The nursing labor shortage in Texas prompted the Texas Higher Education Coordinating Board to allocate $5 million to educational programs last Thursday.
The board gave the money to the Nursing, Allied Health and Other Health-related Education Grant Program at their quarterly meeting. The board will be taking applications for the grant from nursing programs in the spring. House Bill 1401, passed in last spring’s legislative session, mandates the grant give priority to clinical training in settings with vulnerable populations.
Stacey Silverman, the board’s deputy assistant commissioner of academic quality, said she has been working with UT’s School of Nursing and other programs across Texas to bring services to rural and lower income areas, which face the most significant shortage of licensed nurses.
“The focus will be on developing new clinical partnerships with hospitals,” Silverman said. “What we are trying to do is get nurses out into communities of high need, particularly in the rural and underserved areas of Texas, of which there are so many.”
Silverman said this rise in demand is most likely due to the growth of the retiree population, a demographic that needs higher levels of medical attention. She said nurses who are highly qualified are also retiring, further contributing to the shortage.
The Texas Department of State Health Services estimates the deficit of licensed nurses across different specialties will rise to more than 25,000 in 2022, according to the department’s Nurse Supply and Demand Projections for 2015–2030. Cindy Zolnierek, Texas Nurses Association CEO, said her organization helped collect this data, and she presented it to the Texas legislature to show the need for increased investment in educational programs.
“This data enabled the state to describe the nursing shortage, track the number of new graduates entering the workforce and define the difficulties schools are facing in increasing their capacity,” Zolnierek said. “This data effectively demonstrates the seriousness of the nursing shortage to the Texas legislature.”
The Texas legislature and the board created the grant program, which has provided funding to Texas nursing schools since its creation in 2001, after a lawsuit settlement required tobacco companies to reimburse the state for smoking-related Medicaid costs and to fund anti-smoking programs.

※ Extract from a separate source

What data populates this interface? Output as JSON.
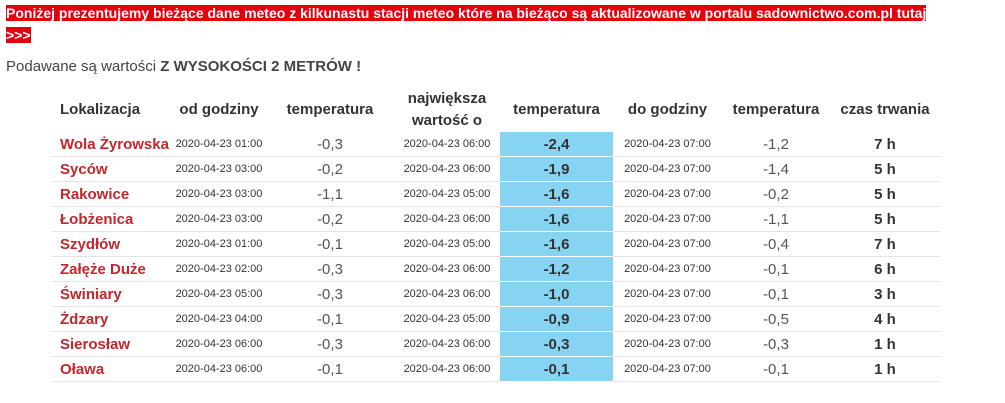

Alexa Stuifbergen, dean of the School of Nursing, said UT’s program has received funding from the grant in the past and has a faculty member sitting on the board’s Nursing Shortage Reduction committee.

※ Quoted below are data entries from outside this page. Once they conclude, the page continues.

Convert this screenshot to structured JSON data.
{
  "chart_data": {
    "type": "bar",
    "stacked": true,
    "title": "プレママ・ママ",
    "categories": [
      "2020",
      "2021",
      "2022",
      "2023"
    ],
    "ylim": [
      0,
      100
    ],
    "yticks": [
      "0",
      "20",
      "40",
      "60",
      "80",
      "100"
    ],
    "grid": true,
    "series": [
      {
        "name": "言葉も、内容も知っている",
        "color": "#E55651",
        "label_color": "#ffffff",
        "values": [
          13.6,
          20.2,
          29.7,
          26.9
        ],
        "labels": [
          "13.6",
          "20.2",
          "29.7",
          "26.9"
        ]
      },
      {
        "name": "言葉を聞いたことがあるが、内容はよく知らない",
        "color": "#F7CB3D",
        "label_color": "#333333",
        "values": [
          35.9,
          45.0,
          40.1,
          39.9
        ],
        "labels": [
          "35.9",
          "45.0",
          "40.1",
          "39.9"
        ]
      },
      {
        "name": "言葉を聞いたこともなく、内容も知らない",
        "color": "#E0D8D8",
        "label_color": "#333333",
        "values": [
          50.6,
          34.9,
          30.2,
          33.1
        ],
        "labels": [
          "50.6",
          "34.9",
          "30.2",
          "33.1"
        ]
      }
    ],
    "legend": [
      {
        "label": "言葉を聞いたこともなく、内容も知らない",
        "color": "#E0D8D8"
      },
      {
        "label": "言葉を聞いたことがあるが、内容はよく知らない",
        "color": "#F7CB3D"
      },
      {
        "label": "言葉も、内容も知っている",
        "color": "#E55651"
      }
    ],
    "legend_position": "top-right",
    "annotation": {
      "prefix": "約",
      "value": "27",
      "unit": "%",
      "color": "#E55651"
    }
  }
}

She said the grant only funds for the initial expansion of enrollment, not the maintenance of those numbers. Stuifbergen said she is not sure if they will continue with the Texas Nursing Shortage Reduction Program which distributes the grant.
“You don’t just want quantity, you want quality,” Stuifbergen said. “There is lots of research linking the education of nurses to the ultimate health outcomes that patients have. It will predict whether you survive your surgery (and) the occurrence of complications. The more educated nurses you have, the better off we are all going to be.”